Word-of-mouth became Belay's dominant growth channel. "When people do something they love, they tell other people about it," Brian said. The company received roughly 1,200 resumes per month but accepted fewer than 2% of applicants, maintaining premium quality. This selectivity also applied to clients: Brian and Shannon were intentional about qualifying prospects as rigorously as prospects qualified them. They avoided the venture capital trap that sank competitors like Zurchill, which "imploded two years ago" due to poor capital management. Instead, Belay maintained a manageable, profitable growth trajectory.
One challenge they solved was contractor churn in a white-hot labor market (unemployment dropped from 9.6% to 4.1% during their tenure). Their hedge: hire contractors who genuinely valued remote work as a lifestyle choice, not a temporary gig, and assign relationship managers to flag at-risk engagements before clients felt the pain. When transitions were necessary, the outgoing contractor trained the replacement.

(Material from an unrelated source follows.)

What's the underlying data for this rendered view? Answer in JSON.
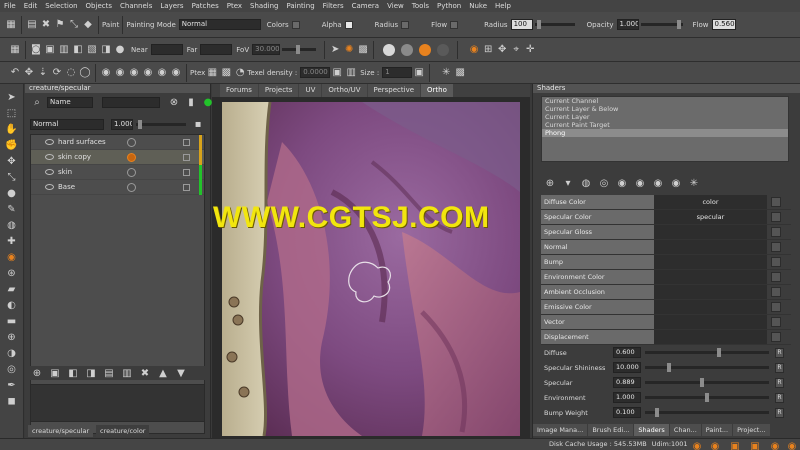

By late 2017, Belay employed 61 people in the Atlanta metro area and managed relationships with 500+ contractors offering three main service lines: virtual assistant work (email, calendar, project management), bookkeeping, and other specialized support. The company remained 100% bootstrapped and profitable, with Shannon holding 51% ownership. When asked about exit scenarios or venture funding, Brian was candid: "Right now we're having a blast. We still own a hundred percent of it currently." Private equity came calling regularly, but the founders weren't interested in multiples or rapid scaling. Instead, they were exploring how technology—inspired by Shannon reading "The Google Sprint" methodology—might amplify their already-successful people-to-people model.